Bu sebeple bilirkişi kurulunun dava konusu her iki taşınmaz yönünden emsal seçimini isabetli yaptığından söz edilemez. Emsalin özel amaçlı olmayan, özel nitelikleri bulunmayan gerçekci bir sonuca ulaştıran taşınmaz satışlarından seçilmesi gerekir. Bu hususlar dikkate alınmadan düzenlenen bilirkişi kurulu raporuna göre hüküm kurulması,
2-Dava konusu taşınmazların tapu kaydında bulunan şerhlerle ile birlikte davacı adına tesciline karar verilmesi gerektiğinin düşünülmemesi,
3-Kamulaştırma bedelinin tespiti ve taşınmazın idare adına tesciline ilişkin davaların bu niteliği dikkate alınarak vekille temsil edilen taraflar yararına maktu avukatlık ücretine hükmedilmesi gerekirken, davacı idare lehine avukatlık ücreti verilmemesi,
Doğru görülmemiştir.
Ayrıca;
4-Anayasa Mahkemesi 1. Bölümünün 19.12.2013 tarih ve 2013/817 sayılı kararında, kamulaştırma bedelinin tespiti için açılan davada uzun süren bir yargılama sonunda, dava tarihi itibarıyla belirlenen bedele hükmedilmesinin Anayasa’nın 35. maddesinde güvence altına alınan mülkiyet hakkının ihlal edildiği kabul edilerek mal sahibine tazminat ödenmesi gerektiği belirtilmiştir.
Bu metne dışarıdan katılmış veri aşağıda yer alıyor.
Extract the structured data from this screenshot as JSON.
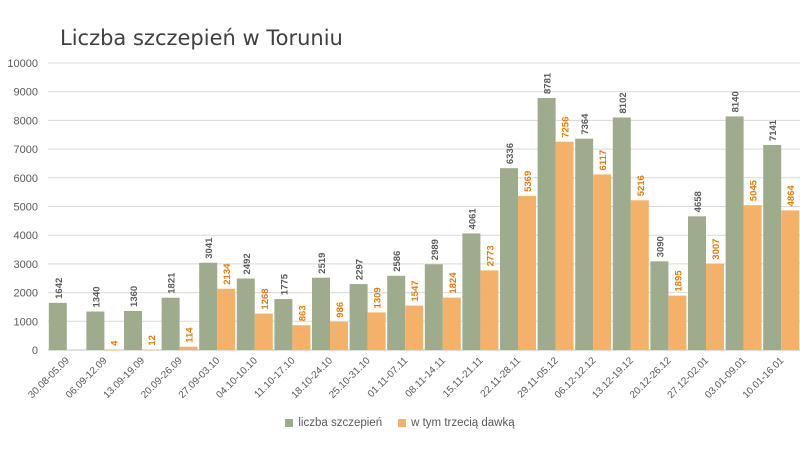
{
  "chart_data": {
    "type": "bar",
    "title": "Liczba szczepień w Toruniu",
    "categories": [
      "30.08-05.09",
      "06.09-12.09",
      "13.09-19.09",
      "20.09-26.09",
      "27.09-03.10",
      "04.10-10.10",
      "11.10-17.10",
      "18.10-24.10",
      "25.10-31.10",
      "01.11-07.11",
      "08.11-14.11",
      "15.11-21.11",
      "22.11-28.11",
      "29.11-05.12",
      "06.12-12.12",
      "13.12-19.12",
      "20.12-26.12",
      "27.12-02.01",
      "03.01-09.01",
      "10.01-16.01"
    ],
    "series": [
      {
        "name": "liczba szczepień",
        "color": "#9fab8d",
        "label_color": "#595959",
        "values": [
          1642,
          1340,
          1360,
          1821,
          3041,
          2492,
          1775,
          2519,
          2297,
          2586,
          2989,
          4061,
          6336,
          8781,
          7364,
          8102,
          3090,
          4658,
          8140,
          7141
        ]
      },
      {
        "name": "w tym trzecią dawką",
        "color": "#f4b16a",
        "label_color": "#e07b0e",
        "values": [
          null,
          4,
          12,
          114,
          2134,
          1268,
          863,
          986,
          1309,
          1547,
          1824,
          2773,
          5369,
          7256,
          6117,
          5216,
          1895,
          3007,
          5045,
          4864
        ]
      }
    ],
    "ylim": [
      0,
      10000
    ],
    "yticks": [
      0,
      1000,
      2000,
      3000,
      4000,
      5000,
      6000,
      7000,
      8000,
      9000,
      10000
    ],
    "grid": true,
    "legend_position": "bottom"
  }
}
Yasa koyucu da, bu hak ihlalini dikkate alarak, 6459 sayılı Kanunun 6. maddesiyle 2942 sayılı Kanunun 10. maddesine eklenen fıkrada (yürürlük tarihi 30.04.2013) kamulaştırma bedelinin tescili için açılan davanın dört ay içinde sonuçlandırılmaması halinde, tespit edilen bedele bu sürenin bitiminden itibaren faiz uygulanmasına ilişkin düzenleme getirmiştir.
Her ne kadar, getirilen bu faiz hükmü maddi hukuka ilişkin olup, aynı yasanın 29. maddesi gereğince yayımı tarihinden sonra açılacak davalara uygulanması gerekir ise de; 30.04.2013 tarihinden sonra açılacak davalar için yapılan bu düzenleme ile Anayasa Mahkemesi’nin makul süreyi aşan yargılamanın hak ihlali oluşturduğuna ilişkin kararı birlikte değerlendirildiğinde, 30.04.2013 tarihinden önce açılmış ve henüz kesinleşmemiş kamulaştırma bedelinin tespiti ve tescili davalarında öngörülen dört aylık yargılama süresinin makul süre kabul edilerek, hakkaniyet gereğince taşınmaz malikinin zararının giderilmesi amacıyla dava tarihinden itibaren dört aylık sürenin bittiği 23.07.2013 tarihinden, karar tarihine kadar tespit edilen kamulaştırma bedeline faiz uygulanması gerektiğinden hükmün bozulması gerekmiştir.
Bu itibarla yukarıda açıklanan esaslar gözönünde tutulmaksızın yazılı şekilde hüküm tesisi isabetsiz, temyiz itirazları bu nedenlerle yerinde olduğundan kabulü ile hükmün HUMK.nun 428.maddesi gereğince BOZULMASINA, temyiz peşin harcının istek halinde temyiz edenlerden davalı tarafa iadesine, 10.04.2014 gününde oybirliğiyle karar verildi.